Olive Ashley miraba distraídamente a través del valle ondulante cómo el horizonte del paisaje se difuminaba en la neblina brillante del atardecer, y no parecía atenta a la charla. Pero, de pronto, pareció volver en sí. El sonido de aquella palabra había logrado traspasar su ensueño.
—¿Qué quiere decir con eso de que la capucha es un símbolo? —preguntó.
—¿Alguna vez ha mirado el paisaje a través de un arco sin pensar que era tan hermoso como un paraíso perdido? —preguntó a su vez Herne-. El cuadro lo es por razón del marco… el marco delimita y permite que algo pueda ser contemplado. ¿Cuándo comprenderemos que este mundo no es un vano infinito, una ventana en el muro de la nada infinita? Llevando esta capucha llevo conmigo una ventana y puedo decirme a mí mismo: este es el mundo que vio Francisco de Asís y si lo amó tanto fue porque era limitado. La capucha hace el mismo papel de la ventana gótica.
Olive miró a Braintree de reojo y le dijo:
—¿Te acuerdas de lo que dijo Monkey? No, claro —rectificó- fue justo antes de que tú llegases.
—Antes de que yo llegase —repitió Braintree momentáneamente dudoso.
—Antes de que llegases el primer día —respondió ella enrojeciendo y mirando de nuevo al horizonte-. Dijo que seguramente de haber nacido en la Edad Media habría tenido que asomarse a la iglesia mirando por un ventanuco como hacían los leprosos.
—Claro. Una ventana típicamente medieval —añadió Braintree algo avinagrado.

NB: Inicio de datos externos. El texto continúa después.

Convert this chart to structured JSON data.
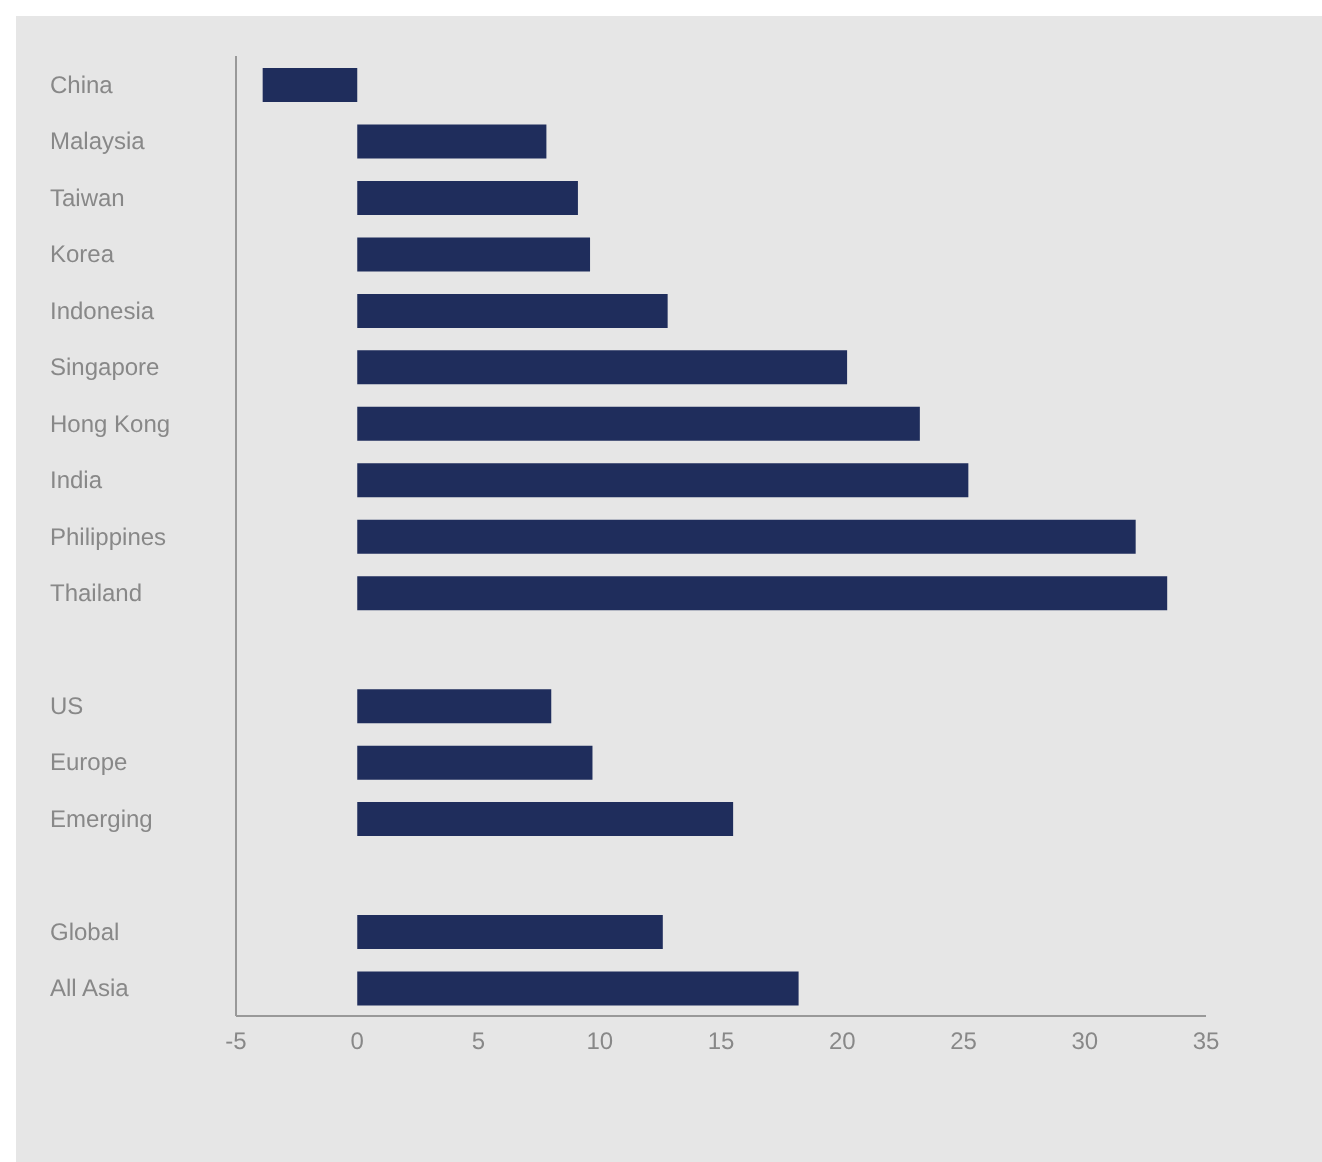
{
  "chart_data": {
    "type": "bar",
    "orientation": "horizontal",
    "categories": [
      "China",
      "Malaysia",
      "Taiwan",
      "Korea",
      "Indonesia",
      "Singapore",
      "Hong Kong",
      "India",
      "Philippines",
      "Thailand",
      null,
      "US",
      "Europe",
      "Emerging",
      null,
      "Global",
      "All Asia"
    ],
    "values": [
      -3.9,
      7.8,
      9.1,
      9.6,
      12.8,
      20.2,
      23.2,
      25.2,
      32.1,
      33.4,
      null,
      8.0,
      9.7,
      15.5,
      null,
      12.6,
      18.2
    ],
    "color": "#1f2d5c",
    "xlim": [
      -5,
      35
    ],
    "xticks": [
      -5,
      0,
      5,
      10,
      15,
      20,
      25,
      30,
      35
    ],
    "grid": false
  }
}
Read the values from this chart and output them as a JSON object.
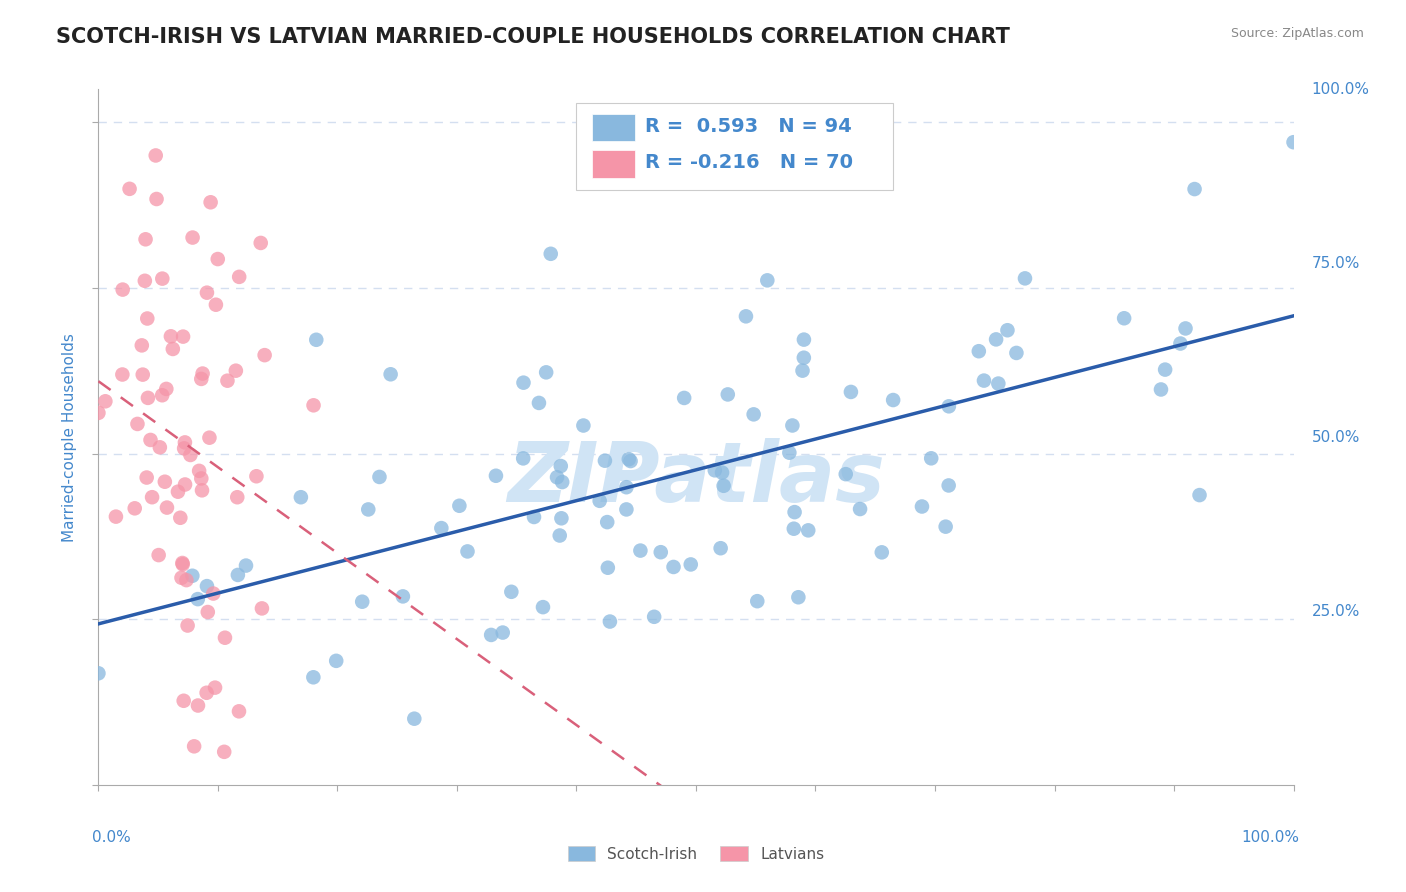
{
  "title": "SCOTCH-IRISH VS LATVIAN MARRIED-COUPLE HOUSEHOLDS CORRELATION CHART",
  "source_text": "Source: ZipAtlas.com",
  "ylabel_label": "Married-couple Households",
  "ylabel_ticks": [
    "25.0%",
    "50.0%",
    "75.0%",
    "100.0%"
  ],
  "scotch_irish_R": 0.593,
  "scotch_irish_N": 94,
  "latvian_R": -0.216,
  "latvian_N": 70,
  "scotch_irish_color": "#89b8de",
  "latvian_color": "#f595a8",
  "scotch_irish_line_color": "#2a5caa",
  "latvian_line_color": "#d9607a",
  "watermark_text": "ZIPatlas",
  "watermark_color": "#d0e4f5",
  "background_color": "#ffffff",
  "grid_color": "#d4dff0",
  "title_color": "#222222",
  "blue_label_color": "#4488cc",
  "axis_label_color": "#4488cc",
  "title_fontsize": 15,
  "axis_fontsize": 11,
  "legend_fontsize": 14,
  "legend_R1": "R =  0.593",
  "legend_N1": "N = 94",
  "legend_R2": "R = -0.216",
  "legend_N2": "N = 70"
}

El rostro de aquel hombre disfrazado de personaje medieval llameó súbitamente, casi retando a la batalla.
—¿Quién me mostrará un rey? —rugió- ¿un rey moderno que reine por la gracia de Dios y que vaya a rozarse con los leprosos de los hospitales como lo hizo S. Luis?

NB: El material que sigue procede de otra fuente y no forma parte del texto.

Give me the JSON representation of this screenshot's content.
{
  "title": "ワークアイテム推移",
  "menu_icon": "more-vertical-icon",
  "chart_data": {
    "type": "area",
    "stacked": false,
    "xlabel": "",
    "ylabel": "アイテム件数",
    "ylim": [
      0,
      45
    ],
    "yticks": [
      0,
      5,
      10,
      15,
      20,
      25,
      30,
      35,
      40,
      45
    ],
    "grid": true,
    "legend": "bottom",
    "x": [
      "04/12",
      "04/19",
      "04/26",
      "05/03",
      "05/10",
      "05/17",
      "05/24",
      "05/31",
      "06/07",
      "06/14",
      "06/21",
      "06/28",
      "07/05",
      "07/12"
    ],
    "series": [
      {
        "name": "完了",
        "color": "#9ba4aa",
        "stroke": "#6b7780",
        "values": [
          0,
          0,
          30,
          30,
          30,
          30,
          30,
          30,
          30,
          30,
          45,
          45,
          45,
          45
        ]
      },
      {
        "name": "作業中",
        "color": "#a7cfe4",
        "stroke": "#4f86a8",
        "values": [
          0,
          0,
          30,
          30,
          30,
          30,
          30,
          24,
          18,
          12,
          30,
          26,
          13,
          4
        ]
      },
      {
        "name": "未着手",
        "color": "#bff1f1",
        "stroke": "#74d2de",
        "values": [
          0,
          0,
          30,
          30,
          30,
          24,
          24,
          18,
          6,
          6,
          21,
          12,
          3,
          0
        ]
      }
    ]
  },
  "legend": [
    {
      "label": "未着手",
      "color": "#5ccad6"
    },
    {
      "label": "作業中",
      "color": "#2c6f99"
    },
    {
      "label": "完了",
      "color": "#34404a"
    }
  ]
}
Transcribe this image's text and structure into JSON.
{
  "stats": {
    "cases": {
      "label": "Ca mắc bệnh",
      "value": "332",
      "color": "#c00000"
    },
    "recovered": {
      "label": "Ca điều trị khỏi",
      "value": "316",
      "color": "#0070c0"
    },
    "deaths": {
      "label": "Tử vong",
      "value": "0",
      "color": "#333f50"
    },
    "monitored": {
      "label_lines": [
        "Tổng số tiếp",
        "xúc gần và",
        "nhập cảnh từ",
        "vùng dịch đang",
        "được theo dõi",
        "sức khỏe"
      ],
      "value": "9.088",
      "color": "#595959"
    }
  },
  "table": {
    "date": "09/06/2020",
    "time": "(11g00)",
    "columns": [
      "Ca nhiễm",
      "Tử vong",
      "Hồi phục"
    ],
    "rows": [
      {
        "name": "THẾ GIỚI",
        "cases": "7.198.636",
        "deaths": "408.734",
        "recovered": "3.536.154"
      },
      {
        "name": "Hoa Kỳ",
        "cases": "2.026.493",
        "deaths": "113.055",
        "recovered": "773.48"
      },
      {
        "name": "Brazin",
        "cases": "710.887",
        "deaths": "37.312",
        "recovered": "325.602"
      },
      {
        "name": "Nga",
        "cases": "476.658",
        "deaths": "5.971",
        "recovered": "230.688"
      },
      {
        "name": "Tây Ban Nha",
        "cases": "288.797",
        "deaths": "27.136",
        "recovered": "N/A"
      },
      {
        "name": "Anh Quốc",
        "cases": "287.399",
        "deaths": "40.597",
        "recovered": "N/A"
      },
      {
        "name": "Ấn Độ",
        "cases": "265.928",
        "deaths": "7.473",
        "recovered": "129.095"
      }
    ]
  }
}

—No seré yo quien pague tal tributo para que un rey llegue a reinar —contestó despectivamente Braintree.
Pero el otro insistía:
—Pues hábleme de un líder tan genuinamente popular como S. Francisco. Si ahora viese a un leproso cruzando el césped, ¿sería capaz de correr a su encuentro y abrazarlo?
—Haría lo que cualquiera de nosotros —le defendió Olive-, puede que más.
—Tiene razón —dijo Heme, reportándose-. Ninguno haríamos algo semejante… y eso es lo que el mundo necesita: déspotas y demagogos como aquéllos.
Lentamente, Braintree levantó la cabeza para observarle con atención.
—Como aquéllos —repitió- y frunció más el ceño.